Racing Bulls left Spielberg with the sort of result it can’t take for granted in 2026: two cars in the points, ninth and 10th, in brutal heat at the Red Bull Ring. Yet inside the garage, the post-race debrief was always going to be less about the points haul and more about a breakdown in the one thing midfield teams live and die by on Sundays — clarity.
Liam Lawson thought he had it. Late in the race, as the team moved into a management phase, he queried whether he needed to defend from his rookie team-mate Arvid Lindblad. His engineer Alexandre Iliopoulos’ answer was unambiguous: “Negative. Arvid will hold position. We are not fighting.”
Seconds later, Lindblad went for him.
It wasn’t a neat, tidy overtake that could be filed away as “hard but fair” team-mate racing. Lindblad launched down the inside at Turn 4 and left Lawson having to give ground right on the edge of the gravel. The move landed because Lawson had been driving as if he’d been given a guarantee — not bracing for a lunge from a car painted the same colours.
“Dude. Alex!” Lawson fired over the radio as Lindblad completed the pass.
The reply was telling: “Told you what I was told.”
And that was the moment the problem stopped being about an overtake and became about process. Lawson’s next message cut through the usual coded language: it was the “last f***ing time” he was listening.
The incident hadn’t been telegraphed to viewers as a “team orders row” in the moment, but it had been brewing earlier. As Lawson cleared Haas’ Oliver Bearman, Lindblad immediately had a look at Turn 3, got to the apex, and forced Lawson into a power move down the straight to reassert himself — taking back not only Lindblad but Bearman too. That little flashpoint didn’t decide the finishing order, but it framed the dynamic: Lindblad wasn’t there to sit in formation.
Racing Bulls, for its part, was trying to get both cars home with brake temperatures under control in the heat. Lindblad had been warned about lift-and-coast, with his engineer Pierre Hamelin stressing that “lift-off is critical” to keep things in check. Lawson, meanwhile, was being asked to manage while also being told the intra-team fight was effectively paused.
Those two messages can coexist — but only if both cars are operating on the same page. They weren’t.
In the end, the race itself ironed out the conflict the old-fashioned way: strategy. An undercut swung Lawson back ahead later on, and once the positions were reset Lindblad was given another “hold position” call — this time, he followed it. Lawson brought the car home ninth, Lindblad 10th, and Racing Bulls banked the kind of double score that keeps a midfield season moving.

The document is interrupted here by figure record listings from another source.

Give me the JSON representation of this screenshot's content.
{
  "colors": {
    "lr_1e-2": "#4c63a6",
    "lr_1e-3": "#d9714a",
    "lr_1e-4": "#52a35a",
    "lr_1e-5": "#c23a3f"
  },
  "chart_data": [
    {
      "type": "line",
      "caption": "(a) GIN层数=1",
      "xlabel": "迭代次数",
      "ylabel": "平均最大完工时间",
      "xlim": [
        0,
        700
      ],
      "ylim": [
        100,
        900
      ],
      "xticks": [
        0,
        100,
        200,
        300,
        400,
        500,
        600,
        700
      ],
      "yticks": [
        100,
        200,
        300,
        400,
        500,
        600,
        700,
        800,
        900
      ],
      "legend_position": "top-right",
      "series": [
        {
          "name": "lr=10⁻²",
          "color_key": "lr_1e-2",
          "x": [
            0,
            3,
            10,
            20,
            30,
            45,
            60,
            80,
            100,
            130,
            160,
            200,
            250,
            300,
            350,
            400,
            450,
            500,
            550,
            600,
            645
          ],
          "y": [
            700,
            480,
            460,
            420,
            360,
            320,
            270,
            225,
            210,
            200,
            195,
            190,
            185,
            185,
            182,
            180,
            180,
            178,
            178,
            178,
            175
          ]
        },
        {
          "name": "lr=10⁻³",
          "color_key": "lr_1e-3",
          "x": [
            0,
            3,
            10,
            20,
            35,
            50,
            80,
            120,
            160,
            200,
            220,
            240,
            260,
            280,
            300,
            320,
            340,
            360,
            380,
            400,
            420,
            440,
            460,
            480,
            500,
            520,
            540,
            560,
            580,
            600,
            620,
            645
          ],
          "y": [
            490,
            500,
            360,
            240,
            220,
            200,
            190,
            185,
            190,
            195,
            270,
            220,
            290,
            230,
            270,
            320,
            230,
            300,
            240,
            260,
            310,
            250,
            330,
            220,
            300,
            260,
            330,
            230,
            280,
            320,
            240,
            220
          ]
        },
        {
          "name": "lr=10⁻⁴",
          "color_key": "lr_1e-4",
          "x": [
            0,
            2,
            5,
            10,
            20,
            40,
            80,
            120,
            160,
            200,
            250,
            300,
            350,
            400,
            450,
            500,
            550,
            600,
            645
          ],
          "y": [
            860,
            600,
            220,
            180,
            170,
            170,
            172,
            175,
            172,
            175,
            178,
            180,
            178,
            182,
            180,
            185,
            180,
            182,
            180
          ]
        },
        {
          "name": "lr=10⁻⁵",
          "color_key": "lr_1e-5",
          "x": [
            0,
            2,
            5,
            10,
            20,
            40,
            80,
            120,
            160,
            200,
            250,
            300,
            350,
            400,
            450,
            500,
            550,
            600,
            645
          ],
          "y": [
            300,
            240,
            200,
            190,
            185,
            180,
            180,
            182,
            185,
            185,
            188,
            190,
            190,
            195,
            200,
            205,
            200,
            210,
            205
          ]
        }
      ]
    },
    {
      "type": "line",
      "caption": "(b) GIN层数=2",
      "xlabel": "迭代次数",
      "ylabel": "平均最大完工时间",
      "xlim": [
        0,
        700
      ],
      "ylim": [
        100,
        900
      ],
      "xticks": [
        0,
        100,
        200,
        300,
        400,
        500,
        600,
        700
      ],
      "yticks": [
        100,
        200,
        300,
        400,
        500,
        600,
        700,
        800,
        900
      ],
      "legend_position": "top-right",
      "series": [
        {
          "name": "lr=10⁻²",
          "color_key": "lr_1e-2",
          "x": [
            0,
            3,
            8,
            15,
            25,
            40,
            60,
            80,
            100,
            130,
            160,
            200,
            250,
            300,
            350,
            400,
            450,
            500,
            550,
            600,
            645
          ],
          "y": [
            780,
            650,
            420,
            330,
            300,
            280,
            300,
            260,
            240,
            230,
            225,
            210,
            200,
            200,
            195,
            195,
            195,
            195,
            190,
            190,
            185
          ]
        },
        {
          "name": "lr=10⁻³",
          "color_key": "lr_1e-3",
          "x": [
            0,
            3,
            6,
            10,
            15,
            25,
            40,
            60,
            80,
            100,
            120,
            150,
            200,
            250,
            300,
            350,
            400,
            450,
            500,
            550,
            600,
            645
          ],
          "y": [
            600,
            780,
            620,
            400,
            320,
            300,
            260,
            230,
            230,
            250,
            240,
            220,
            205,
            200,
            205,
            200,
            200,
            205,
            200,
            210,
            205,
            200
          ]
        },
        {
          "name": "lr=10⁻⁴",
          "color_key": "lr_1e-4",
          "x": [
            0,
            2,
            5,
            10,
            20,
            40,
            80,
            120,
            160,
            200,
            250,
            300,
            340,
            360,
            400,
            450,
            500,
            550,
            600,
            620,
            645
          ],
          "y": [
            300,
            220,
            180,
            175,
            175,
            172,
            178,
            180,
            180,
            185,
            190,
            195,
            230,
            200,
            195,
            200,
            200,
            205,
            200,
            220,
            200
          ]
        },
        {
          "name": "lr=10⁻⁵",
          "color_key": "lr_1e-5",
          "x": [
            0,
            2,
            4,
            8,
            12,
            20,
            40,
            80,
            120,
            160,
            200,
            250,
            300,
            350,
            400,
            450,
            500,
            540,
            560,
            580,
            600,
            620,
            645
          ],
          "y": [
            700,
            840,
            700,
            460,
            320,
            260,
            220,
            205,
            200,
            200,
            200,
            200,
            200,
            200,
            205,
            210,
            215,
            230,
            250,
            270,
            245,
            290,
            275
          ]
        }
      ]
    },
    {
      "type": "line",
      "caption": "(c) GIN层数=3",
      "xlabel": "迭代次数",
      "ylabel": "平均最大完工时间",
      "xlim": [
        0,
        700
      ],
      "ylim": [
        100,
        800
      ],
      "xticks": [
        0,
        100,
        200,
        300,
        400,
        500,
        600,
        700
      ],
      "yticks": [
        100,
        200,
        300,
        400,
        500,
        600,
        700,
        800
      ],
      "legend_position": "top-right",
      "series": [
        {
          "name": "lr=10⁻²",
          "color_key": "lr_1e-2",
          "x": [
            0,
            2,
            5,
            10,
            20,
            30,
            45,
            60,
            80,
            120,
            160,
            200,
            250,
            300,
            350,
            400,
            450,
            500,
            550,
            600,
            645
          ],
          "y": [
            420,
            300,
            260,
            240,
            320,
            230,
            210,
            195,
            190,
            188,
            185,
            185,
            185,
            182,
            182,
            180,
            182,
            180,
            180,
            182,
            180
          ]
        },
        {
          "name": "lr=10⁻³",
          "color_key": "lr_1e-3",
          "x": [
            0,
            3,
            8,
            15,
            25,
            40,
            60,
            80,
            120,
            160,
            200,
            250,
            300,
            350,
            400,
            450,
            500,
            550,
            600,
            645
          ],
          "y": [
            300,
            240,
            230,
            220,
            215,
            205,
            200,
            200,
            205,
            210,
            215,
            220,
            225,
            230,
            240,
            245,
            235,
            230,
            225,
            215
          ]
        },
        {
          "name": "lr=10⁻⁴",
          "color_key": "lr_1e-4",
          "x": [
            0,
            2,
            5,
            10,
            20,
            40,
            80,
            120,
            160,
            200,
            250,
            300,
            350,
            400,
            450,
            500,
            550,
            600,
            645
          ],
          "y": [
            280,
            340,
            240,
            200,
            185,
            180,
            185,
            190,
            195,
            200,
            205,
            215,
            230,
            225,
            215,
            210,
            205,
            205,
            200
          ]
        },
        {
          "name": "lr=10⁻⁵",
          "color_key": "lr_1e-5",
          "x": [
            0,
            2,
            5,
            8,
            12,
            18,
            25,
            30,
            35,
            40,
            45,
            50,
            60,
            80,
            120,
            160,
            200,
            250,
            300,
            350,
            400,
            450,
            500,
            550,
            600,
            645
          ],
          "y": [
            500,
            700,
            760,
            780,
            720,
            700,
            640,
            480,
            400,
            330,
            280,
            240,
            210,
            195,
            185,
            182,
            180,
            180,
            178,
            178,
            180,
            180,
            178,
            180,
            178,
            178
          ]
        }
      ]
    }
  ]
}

Afterwards, Lawson didn’t try to turn it into theatre. He sounded more irritated by the principle than the loss of a place.
“We had a strategy and executed it in the first stint,” he said. “And then we were trying to manage, or I was told to manage brakes, and I wouldn’t be attacked, and I was.”
Asked if it was the sort of thing that needs an internal review, Lawson didn’t hesitate. “Probably, I would say, yeah.”
Lindblad’s interpretation was almost the mirror image: the job got done, the points are on the board, and there was no external threat to punish the team for the squabble. “In the end, I’m happy with the race,” he said, before later adding that finishing P9 and P10 meant “it worked out pretty well. There was no threat from behind.”
He also sounded distinctly unbothered by Lawson’s outburst, suggesting the undercut to restore Lawson’s track position wasn’t exactly a surprise. “I kind of saw that coming. I thought they were going to do that,” Lindblad said. “But that’s fine. It doesn’t really matter.”
That’s the thing, though: it does matter, just not in the simplistic “don’t pass your team-mate” sense. Racing Bulls isn’t in a position where it can afford confused comms — not when margins are tiny, brake and tyre management are decisive, and the easiest points to lose are the ones you donate to each other through indecision.
Lawson’s anger wasn’t really about being overtaken. Drivers get passed by team-mates all the time. It was about being told he *wouldn’t* be overtaken, altering his approach accordingly, and then discovering the instruction either didn’t land or didn’t stick.
In 2026, with Racing Bulls looking capable of making itself a nuisance in the midfield when it executes cleanly, the last thing it needs is a Sunday where the drivers leave with points — and the engineers leave with a communications audit.